Return of Wolverine #1
Written by Charles Soule
Art by Steve McNiven, Jay Leisten and Laura Martin
Lettering by Joe Sabino
Published by Marvel Comics
Review by David Pepose
‘Rama Rating: 5 out of 10
For a character who was built upon a sense of mystery, there’s few characters with such an elaborate backstory as Wolverine. He’s been a soldier, a spy, a ninja, a lab experiment, and a whole lot more besides - but one might argue that the more Logan has learned about himself, the less interesting he’s become. It’s that tightrope that Charles Soule and Steve McNiven navigate with mixed results in Return of Wolverine, a book that works hard to reintroduce the multifaceted X-Man but just as often falls prey to internal clunkiness.
To be fair, Soule and McNiven start us off nicely, with a cold open that gives us the same level of confusion that the newly resurrected Wolverine must be feeling right now — literally waking up covered in blood with the corpses of armed men all around him, this is as intense and fitting a baptism for the character as there might ever be. For a character who has seen so much and had so many additions to his backstory — and like I said before, I’d argue they hurt the character more than helped him — Soule works hard to bring back that spirit of mystery and intrigue while still paying homage to what came before.
That said, while the idea is a solid one, the actual execution can’t help but feel strange, with convenient ghosts directing the bewildered Logan from Point A to Point B, a too-cute throwbacks essentially force-feeding us Wolverine trivia, regardless of whether it fits the story or not. In certain ways, the impulse is understandable — for the big return of an absent character like Logan, it makes sense to remind readers of what matters, to distill the character back to his core. But this script tips the scales too heavily in terms of drilling Wolverine’s minutiae into readers (down to the reason he wears yellow spandex), with the actual action and plot behind his return feeling like boilerplate.
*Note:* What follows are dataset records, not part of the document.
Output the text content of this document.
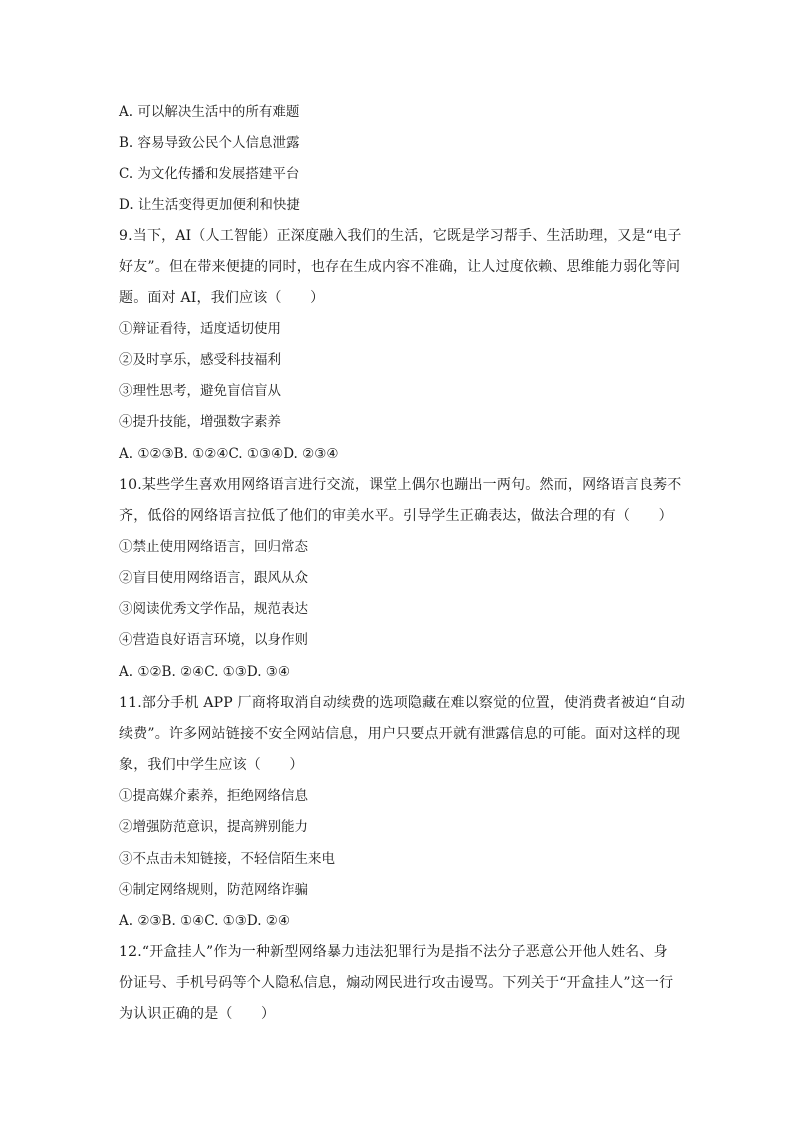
A. 可以解决生活中的所有难题
B. 容易导致公民个人信息泄露
C. 为文化传播和发展搭建平台
D. 让生活变得更加便利和快捷
9.当下，AI（人工智能）正深度融入我们的生活，它既是学习帮手、生活助理，又是“电子
好友”。但在带来便捷的同时，也存在生成内容不准确，让人过度依赖、思维能力弱化等问
题。面对 AI，我们应该（　　）
①辩证看待，适度适切使用
②及时享乐，感受科技福利
③理性思考，避免盲信盲从
④提升技能，增强数字素养
A. ①②③B. ①②④C. ①③④D. ②③④
10.某些学生喜欢用网络语言进行交流，课堂上偶尔也蹦出一两句。然而，网络语言良莠不
齐，低俗的网络语言拉低了他们的审美水平。引导学生正确表达，做法合理的有（　　）
①禁止使用网络语言，回归常态
②盲目使用网络语言，跟风从众
③阅读优秀文学作品，规范表达
④营造良好语言环境，以身作则
A. ①②B. ②④C. ①③D. ③④
11.部分手机 APP 厂商将取消自动续费的选项隐藏在难以察觉的位置，使消费者被迫“自动
续费”。许多网站链接不安全网站信息，用户只要点开就有泄露信息的可能。面对这样的现
象，我们中学生应该（　　）
①提高媒介素养，拒绝网络信息
②增强防范意识，提高辨别能力
③不点击未知链接，不轻信陌生来电
④制定网络规则，防范网络诈骗
A. ②③B. ①④C. ①③D. ②④
12.“开盒挂人”作为一种新型网络暴力违法犯罪行为是指不法分子恶意公开他人姓名、身
份证号、手机号码等个人隐私信息，煽动网民进行攻击谩骂。下列关于“开盒挂人”这一行
为认识正确的是（　　）
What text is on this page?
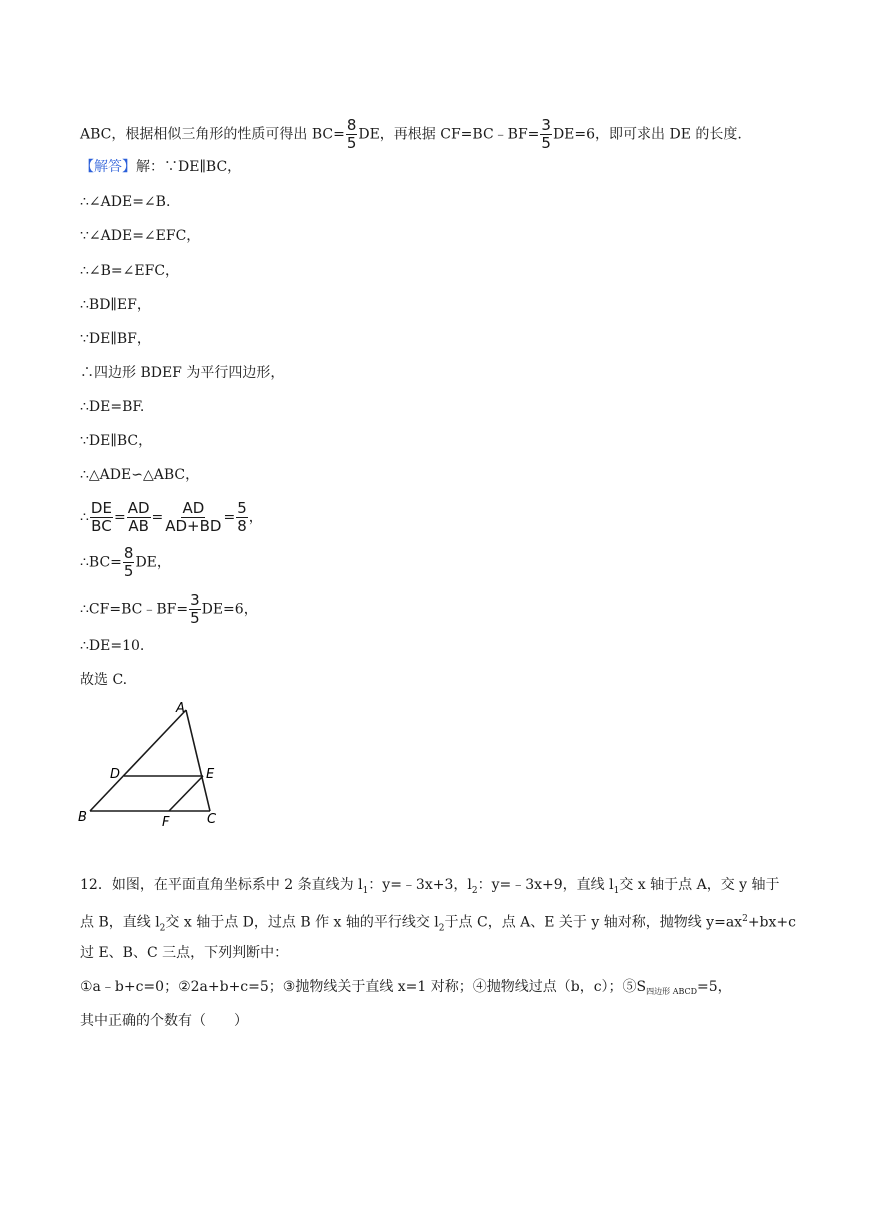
ABC，根据相似三角形的性质可得出 $BC= \frac{8}{5}$ DE，再根据 CF=BC﹣BF= $\frac{3}{5} DE=6$，即可求出 DE 的长度.
【解答】解：∵DE∥BC，
∴∠ADE=∠B.
∵∠ADE=∠EFC，
∴∠B=∠EFC，
∴BD∥EF，
∵DE∥BF，
∴四边形 BDEF 为平行四边形，
∴DE=BF.
∵DE∥BC，
∴△ADE∽△ABC，
∴ $\frac{DE}{BC} = \frac{AD}{AB} = \frac{AD}{AD+BD} = \frac{5}{8}$ ，
∴BC= $\frac{8}{5}$ DE，
∴CF=BC﹣BF= $\frac{3}{5} DE=6$，
∴DE=10.
故选 C.
A
D	E
B	F	C
12．如图，在平面直角坐标系中 2 条直线为 $l_1$：y=﹣3x+3，$l_2$：y=﹣3x+9，直线 $l_1$交 x 轴于点 A，交 y 轴于
点 B，直线 $l_2$交 x 轴于点 D，过点 B 作 x 轴的平行线交 $l_2$于点 C，点 A、E 关于 y 轴对称，抛物线 $y=ax^2+bx+c$
过 E、B、C 三点，下列判断中：
①a﹣b+c=0；②2a+b+c=5；③抛物线关于直线 x=1 对称；④抛物线过点（b，c）；$⑤S_{四边形 ABCD}=5$，
其中正确的个数有（　　）
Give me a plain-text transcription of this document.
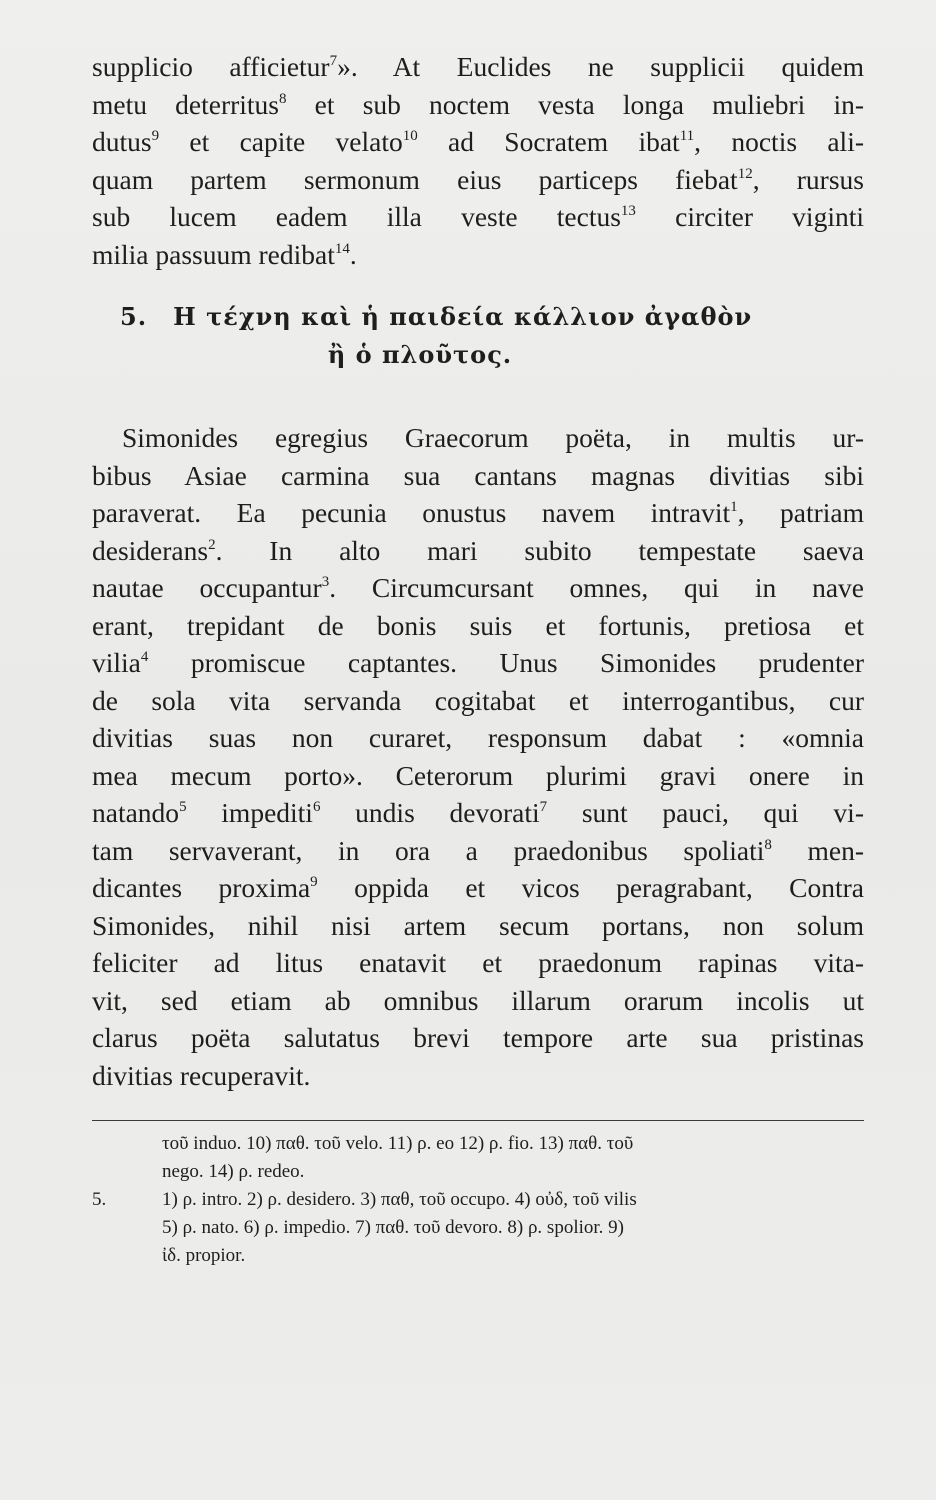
supplicio afficietur$^7$». At Euclides ne supplicii quidem
metu deterritus$^8$ et sub noctem vesta longa muliebri in-
dutus$^9$ et capite velato$^{10}$ ad Socratem ibat$^{11}$, noctis ali-
quam partem sermonum eius particeps fiebat$^{12}$, rursus
sub lucem eadem illa veste tectus$^{13}$ circiter viginti
milia passuum redibat$^{14}$.
5. Η τέχνη καὶ ἡ παιδεία κάλλιον ἀγαθὸν
ἢ ὁ πλοῦτος.
Simonides egregius Graecorum poëta, in multis ur-
bibus Asiae carmina sua cantans magnas divitias sibi
paraverat. Ea pecunia onustus navem intravit$^1$, patriam
desiderans$^2$. In alto mari subito tempestate saeva
nautae occupantur$^3$. Circumcursant omnes, qui in nave
erant, trepidant de bonis suis et fortunis, pretiosa et
vilia$^4$ promiscue captantes. Unus Simonides prudenter
de sola vita servanda cogitabat et interrogantibus, cur
divitias suas non curaret, responsum dabat : «omnia
mea mecum porto». Ceterorum plurimi gravi onere in
natando$^5$ impediti$^6$ undis devorati$^7$ sunt pauci, qui vi-
tam servaverant, in ora a praedonibus spoliati$^8$ men-
dicantes proxima$^9$ oppida et vicos peragrabant, Contra
Simonides, nihil nisi artem secum portans, non solum
feliciter ad litus enatavit et praedonum rapinas vita-
vit, sed etiam ab omnibus illarum orarum incolis ut
clarus poëta salutatus brevi tempore arte sua pristinas
divitias recuperavit.
τοῦ induo. 10) παθ. τοῦ velo. 11) ρ. eo 12) ρ. fio. 13) παθ. τοῦ
nego. 14) ρ. redeo.
5.	1) ρ. intro. 2) ρ. desidero. 3) παθ, τοῦ occupo. 4) οὐδ, τοῦ vilis
5) ρ. nato. 6) ρ. impedio. 7) παθ. τοῦ devoro. 8) ρ. spolior. 9)
ἰδ. propior.
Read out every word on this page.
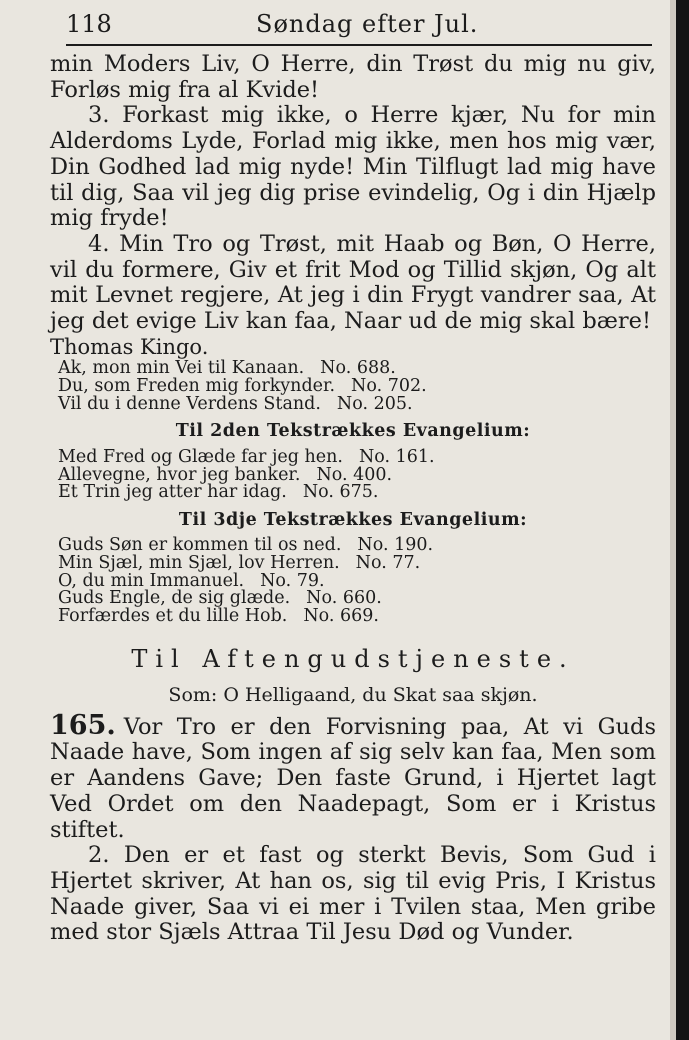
118	Søndag efter Jul.

min Moders Liv, O Herre, din Trøst du mig nu giv, Forløs mig fra al Kvide!

3. Forkast mig ikke, o Herre kjær, Nu for min Alderdoms Lyde, Forlad mig ikke, men hos mig vær, Din Godhed lad mig nyde! Min Tilflugt lad mig have til dig, Saa vil jeg dig prise evindelig, Og i din Hjælp mig fryde!

4. Min Tro og Trøst, mit Haab og Bøn, O Herre, vil du formere, Giv et frit Mod og Tillid skjøn, Og alt mit Levnet regjere, At jeg i din Frygt vandrer saa, At jeg det evige Liv kan faa, Naar ud de mig skal bære!

Thomas Kingo.

Ak, mon min Vei til Kanaan. No. 688.
Du, som Freden mig forkynder. No. 702.
Vil du i denne Verdens Stand. No. 205.
Til 2den Tekstrækkes Evangelium:
Med Fred og Glæde far jeg hen. No. 161.
Allevegne, hvor jeg banker. No. 400.
Et Trin jeg atter har idag. No. 675.
Til 3dje Tekstrækkes Evangelium:
Guds Søn er kommen til os ned. No. 190.
Min Sjæl, min Sjæl, lov Herren. No. 77.
O, du min Immanuel. No. 79.
Guds Engle, de sig glæde. No. 660.
Forfærdes et du lille Hob. No. 669.
Til Aftengudstjeneste.
Som: O Helligaand, du Skat saa skjøn.

165. Vor Tro er den Forvisning paa, At vi Guds Naade have, Som ingen af sig selv kan faa, Men som er Aandens Gave; Den faste Grund, i Hjertet lagt Ved Ordet om den Naadepagt, Som er i Kristus stiftet.

2. Den er et fast og sterkt Bevis, Som Gud i Hjertet skriver, At han os, sig til evig Pris, I Kristus Naade giver, Saa vi ei mer i Tvilen staa, Men gribe med stor Sjæls Attraa Til Jesu Død og Vunder.
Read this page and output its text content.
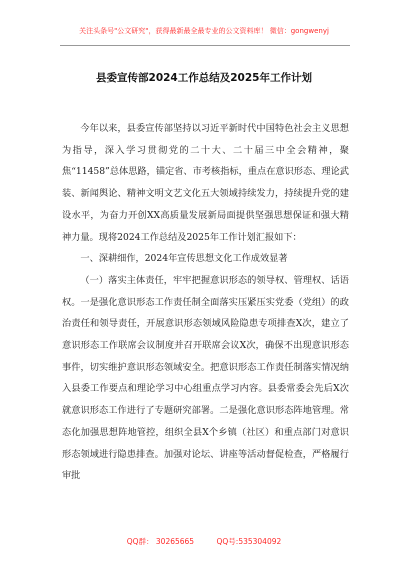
关注头条号"公文研究"，获得最新最全最专业的公文资料库！ 微信：gongwenyj
县委宣传部2024工作总结及2025年工作计划

今年以来，县委宣传部坚持以习近平新时代中国特色社会主义思想为指导，深入学习贯彻党的二十大、二十届三中全会精神，聚焦“11458”总体思路，锚定省、市考核指标，重点在意识形态、理论武装、新闻舆论、精神文明文艺文化五大领域持续发力，持续提升党的建设水平，为奋力开创XX高质量发展新局面提供坚强思想保证和强大精神力量。现将2024工作总结及2025年工作计划汇报如下：

一、深耕细作，2024年宣传思想文化工作成效显著

（一）落实主体责任，牢牢把握意识形态的领导权、管理权、话语权。一是强化意识形态工作责任制全面落实压紧压实党委（党组）的政治责任和领导责任，开展意识形态领域风险隐患专项排查X次，建立了意识形态工作联席会议制度并召开联席会议X次，确保不出现意识形态事件，切实维护意识形态领域安全。把意识形态工作责任制落实情况纳入县委工作要点和理论学习中心组重点学习内容。县委常委会先后X次就意识形态工作进行了专题研究部署。二是强化意识形态阵地管理。常态化加强思想阵地管控，组织全县X个乡镇（社区）和重点部门对意识形态领域进行隐患排查。加强对论坛、讲座等活动督促检查，严格履行审批

QQ群： 30265665	QQ号:535304092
While they’ve done terrific work in a slew of other Marvel books, Return of Wolverine also feels like a misstep from Steve McNiven and Jay Leisten. On the one hand, you can sense how hard they’re channeling Barry Windsor-Smith, particularly in the way they’re rendering Logan’s face, which is a tapestry of lines, blood and lengthy hair. But at the same time, Leisten’s inks feel unusually flat as the storyline progresses — even the opening pages and the closing pages feel noticeably different, which makes things like Wolverine’s unique hairstyle look overwhelming and even goofy. But this issue also grapples with design issues, from the nondescript masked gunmen who Logan is chasing, to the elephant in the room: the new Wolverine costume, which loses all the iconic flourishes that screamed “animalistic,” instead leaning into something almost mime-like with its black jumpsuit, gloves and red buttons. While we only see this new outfit for a few pages, a splash page showcasing this underwhelming costume doesn’t end the issue on the strongest of notes.
For many, the Return of Wolverine will be a must-buy just based on its inherent hook, and having an A-lister like McNiven on the project certainly doesn’t hurt — it should be stated that even an off day for McNiven is many other artists’ dream goal. But I’d also argue that’s the flaws for this book in general — it operates on the assumption that readers will think revisiting Wolverine’s storied history is automatically interesting, rather than taking any concrete risks to earn that engagement. You can’t fault Soule for attempting a holistic take on an X-Man with this many different angles, but he winds up getting stranded in a limbo between homage and total recap — for a book that should be heralding a brand new era for the Ol’ Canucklehead, Return of Wolverine is a book that looks backwards, often to its own detriment.